Comeau, a retired lawyer and member of Transparency International Canada’s working group on beneficial ownership transparency, said the registry could “be a game-changer” in tax avoidance.

“Even though it’s legal, they’re not paying their fair share. So there will be enormous social pressure on these people to settle these transactions and actually start bringing their money back to Canada, ”he said.

“Many of these people are highly respected people in the Canadian establishment. “

The lack of criminal prosecution of wealthy residents comes at a time of growing wealth inequality, a disparity exposed by the COVID-19 pandemic.

The top percent of Canadian families own about 26 percent of the wealth – some $ 3 trillion – compared to about 14 percent estimated using the previous methodology, according to modeling in a report by Parliamentary Budget Officer Yves Giroux in June 2020 .
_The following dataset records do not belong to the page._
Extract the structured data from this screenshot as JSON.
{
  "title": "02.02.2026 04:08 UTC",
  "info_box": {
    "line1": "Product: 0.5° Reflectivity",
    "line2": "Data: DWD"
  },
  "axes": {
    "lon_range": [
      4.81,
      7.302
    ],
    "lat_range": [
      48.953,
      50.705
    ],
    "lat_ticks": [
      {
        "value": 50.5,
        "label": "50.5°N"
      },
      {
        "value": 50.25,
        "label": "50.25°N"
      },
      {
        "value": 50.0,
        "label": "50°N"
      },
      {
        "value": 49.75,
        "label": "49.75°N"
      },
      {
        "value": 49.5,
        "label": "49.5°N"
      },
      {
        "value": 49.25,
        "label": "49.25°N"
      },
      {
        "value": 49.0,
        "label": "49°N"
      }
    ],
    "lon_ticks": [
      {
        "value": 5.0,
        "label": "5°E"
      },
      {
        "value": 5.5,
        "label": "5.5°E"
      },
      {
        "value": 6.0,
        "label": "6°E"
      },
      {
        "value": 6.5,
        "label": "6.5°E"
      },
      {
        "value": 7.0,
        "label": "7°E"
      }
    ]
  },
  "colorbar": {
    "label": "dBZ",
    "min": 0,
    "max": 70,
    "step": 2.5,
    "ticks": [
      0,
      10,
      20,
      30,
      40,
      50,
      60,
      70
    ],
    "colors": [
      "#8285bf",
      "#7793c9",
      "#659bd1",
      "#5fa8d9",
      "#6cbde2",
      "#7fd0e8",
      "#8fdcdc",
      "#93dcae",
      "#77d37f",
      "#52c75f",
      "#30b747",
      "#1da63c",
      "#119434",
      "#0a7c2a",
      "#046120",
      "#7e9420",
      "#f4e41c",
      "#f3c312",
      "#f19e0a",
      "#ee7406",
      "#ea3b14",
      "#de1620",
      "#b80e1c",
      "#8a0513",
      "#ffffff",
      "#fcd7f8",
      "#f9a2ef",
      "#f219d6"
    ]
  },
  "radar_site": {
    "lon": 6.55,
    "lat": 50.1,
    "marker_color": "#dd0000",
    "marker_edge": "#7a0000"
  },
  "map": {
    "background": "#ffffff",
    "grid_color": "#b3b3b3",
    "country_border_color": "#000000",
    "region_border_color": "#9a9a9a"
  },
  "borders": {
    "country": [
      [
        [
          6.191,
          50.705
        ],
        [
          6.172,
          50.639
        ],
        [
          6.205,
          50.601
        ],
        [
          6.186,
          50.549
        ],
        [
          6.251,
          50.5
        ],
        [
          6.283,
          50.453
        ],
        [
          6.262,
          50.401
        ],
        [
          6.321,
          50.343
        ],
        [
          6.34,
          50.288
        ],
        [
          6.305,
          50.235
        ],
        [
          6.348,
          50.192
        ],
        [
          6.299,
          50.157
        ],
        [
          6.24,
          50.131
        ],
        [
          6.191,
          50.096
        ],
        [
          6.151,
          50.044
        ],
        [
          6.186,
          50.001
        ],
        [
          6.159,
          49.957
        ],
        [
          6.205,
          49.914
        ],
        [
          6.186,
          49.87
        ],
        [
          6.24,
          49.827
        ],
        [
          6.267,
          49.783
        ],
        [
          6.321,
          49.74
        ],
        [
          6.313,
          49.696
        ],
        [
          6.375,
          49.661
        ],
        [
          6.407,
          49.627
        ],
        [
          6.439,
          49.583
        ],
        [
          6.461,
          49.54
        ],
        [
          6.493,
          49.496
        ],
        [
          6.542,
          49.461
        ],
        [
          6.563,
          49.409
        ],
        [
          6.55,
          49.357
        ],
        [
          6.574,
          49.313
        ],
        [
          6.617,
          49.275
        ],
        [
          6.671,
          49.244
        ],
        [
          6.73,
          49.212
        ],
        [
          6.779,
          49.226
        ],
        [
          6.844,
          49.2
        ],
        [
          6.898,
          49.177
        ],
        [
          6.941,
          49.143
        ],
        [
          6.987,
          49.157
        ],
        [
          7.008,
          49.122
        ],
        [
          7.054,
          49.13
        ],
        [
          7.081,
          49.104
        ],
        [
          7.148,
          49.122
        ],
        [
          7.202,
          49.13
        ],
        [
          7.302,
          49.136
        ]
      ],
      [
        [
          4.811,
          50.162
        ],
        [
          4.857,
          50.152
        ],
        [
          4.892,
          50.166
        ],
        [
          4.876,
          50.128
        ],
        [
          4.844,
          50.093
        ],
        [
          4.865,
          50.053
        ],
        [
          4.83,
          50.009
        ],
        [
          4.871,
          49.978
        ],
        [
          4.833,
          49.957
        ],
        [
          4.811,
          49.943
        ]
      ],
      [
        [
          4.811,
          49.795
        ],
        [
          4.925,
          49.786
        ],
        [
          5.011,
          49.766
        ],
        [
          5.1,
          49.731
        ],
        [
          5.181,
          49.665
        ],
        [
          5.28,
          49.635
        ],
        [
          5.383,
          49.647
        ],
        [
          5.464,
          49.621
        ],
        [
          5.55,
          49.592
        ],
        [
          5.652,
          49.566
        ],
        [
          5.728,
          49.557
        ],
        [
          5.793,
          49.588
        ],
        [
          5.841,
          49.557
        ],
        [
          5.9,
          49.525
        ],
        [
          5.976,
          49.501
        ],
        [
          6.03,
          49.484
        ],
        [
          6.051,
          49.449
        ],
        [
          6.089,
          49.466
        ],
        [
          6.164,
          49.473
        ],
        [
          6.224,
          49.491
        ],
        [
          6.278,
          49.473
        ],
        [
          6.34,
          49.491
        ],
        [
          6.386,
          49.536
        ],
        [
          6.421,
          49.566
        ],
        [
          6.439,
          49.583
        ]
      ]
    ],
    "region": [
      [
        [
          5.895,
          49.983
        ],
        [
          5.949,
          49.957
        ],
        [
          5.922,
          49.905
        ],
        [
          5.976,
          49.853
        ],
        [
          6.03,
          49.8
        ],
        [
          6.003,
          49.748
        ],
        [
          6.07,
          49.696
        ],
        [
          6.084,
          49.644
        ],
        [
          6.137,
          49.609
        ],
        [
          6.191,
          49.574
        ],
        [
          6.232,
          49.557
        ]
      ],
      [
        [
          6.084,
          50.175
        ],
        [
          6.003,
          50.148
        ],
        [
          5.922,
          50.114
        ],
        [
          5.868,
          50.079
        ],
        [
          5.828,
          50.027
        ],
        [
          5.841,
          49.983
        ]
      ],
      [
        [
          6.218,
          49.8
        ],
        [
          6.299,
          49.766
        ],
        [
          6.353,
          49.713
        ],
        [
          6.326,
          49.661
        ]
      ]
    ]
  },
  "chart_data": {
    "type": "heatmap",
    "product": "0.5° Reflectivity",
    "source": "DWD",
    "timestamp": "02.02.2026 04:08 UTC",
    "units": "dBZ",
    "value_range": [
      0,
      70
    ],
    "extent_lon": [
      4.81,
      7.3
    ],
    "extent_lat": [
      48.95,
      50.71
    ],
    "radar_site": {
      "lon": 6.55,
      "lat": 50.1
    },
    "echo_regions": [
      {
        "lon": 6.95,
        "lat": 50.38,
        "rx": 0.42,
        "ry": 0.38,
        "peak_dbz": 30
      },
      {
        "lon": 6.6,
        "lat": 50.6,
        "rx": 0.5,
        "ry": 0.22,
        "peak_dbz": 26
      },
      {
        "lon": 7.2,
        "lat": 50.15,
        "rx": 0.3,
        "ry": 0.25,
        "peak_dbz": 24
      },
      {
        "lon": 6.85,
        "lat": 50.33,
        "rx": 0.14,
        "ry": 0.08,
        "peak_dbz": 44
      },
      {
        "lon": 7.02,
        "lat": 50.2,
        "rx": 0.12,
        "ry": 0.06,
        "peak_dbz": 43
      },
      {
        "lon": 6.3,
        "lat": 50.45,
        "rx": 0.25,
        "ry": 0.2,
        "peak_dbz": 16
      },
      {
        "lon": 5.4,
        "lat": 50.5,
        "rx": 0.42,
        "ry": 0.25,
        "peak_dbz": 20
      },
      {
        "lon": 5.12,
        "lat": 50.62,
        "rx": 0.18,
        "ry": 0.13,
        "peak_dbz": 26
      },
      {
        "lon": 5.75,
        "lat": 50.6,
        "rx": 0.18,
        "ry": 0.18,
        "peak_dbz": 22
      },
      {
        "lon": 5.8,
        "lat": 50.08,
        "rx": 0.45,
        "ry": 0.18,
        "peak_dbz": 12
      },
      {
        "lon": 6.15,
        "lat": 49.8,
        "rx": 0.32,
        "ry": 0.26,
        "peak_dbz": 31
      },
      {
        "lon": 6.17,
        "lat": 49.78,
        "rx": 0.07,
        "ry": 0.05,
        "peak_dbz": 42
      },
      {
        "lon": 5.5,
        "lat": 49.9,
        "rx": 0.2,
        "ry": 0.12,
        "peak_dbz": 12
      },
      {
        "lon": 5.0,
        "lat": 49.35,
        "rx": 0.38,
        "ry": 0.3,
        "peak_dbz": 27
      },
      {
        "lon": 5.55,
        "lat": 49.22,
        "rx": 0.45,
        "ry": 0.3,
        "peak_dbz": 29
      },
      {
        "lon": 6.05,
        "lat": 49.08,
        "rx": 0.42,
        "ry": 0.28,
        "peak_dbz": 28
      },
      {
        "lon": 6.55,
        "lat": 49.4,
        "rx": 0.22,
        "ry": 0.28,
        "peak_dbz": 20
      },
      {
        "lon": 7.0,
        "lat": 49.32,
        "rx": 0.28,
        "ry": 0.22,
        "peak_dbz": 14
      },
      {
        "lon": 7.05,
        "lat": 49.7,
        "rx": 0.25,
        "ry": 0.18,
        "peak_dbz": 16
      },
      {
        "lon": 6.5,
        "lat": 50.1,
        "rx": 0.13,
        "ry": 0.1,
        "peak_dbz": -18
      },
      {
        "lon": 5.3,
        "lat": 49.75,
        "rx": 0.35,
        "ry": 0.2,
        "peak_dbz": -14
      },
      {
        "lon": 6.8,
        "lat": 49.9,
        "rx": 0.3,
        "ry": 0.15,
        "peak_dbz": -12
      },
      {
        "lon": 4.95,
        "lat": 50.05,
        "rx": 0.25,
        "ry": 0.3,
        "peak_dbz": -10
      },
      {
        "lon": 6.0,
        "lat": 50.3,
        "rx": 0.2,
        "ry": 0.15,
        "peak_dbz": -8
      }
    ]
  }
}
The same report found that families with $ 29.3 million and more rank among Canada’s 0.1 percent.

Tax evasion – a predicate offense, meaning it is a component of a more serious crime, like money laundering – is categorically different from tax evasion, a legal way to keep wealth out. out of the hands of tax collectors with smart accounting.

But critics say the vast treasures that remain untouchable to government officials reveal the need to tighten tax rules as well as crack down on cheaters.

“In the old days, we didn’t consider tax evasion a crime,” said Brigitte Unger, professor of economics at the University of Utrecht and responsible for the largest tax evasion project in the world, run by the Union. European.

“But now we see that the public sector needs money, and it is effectively stealing money from public coffers and should be treated as such,” she said.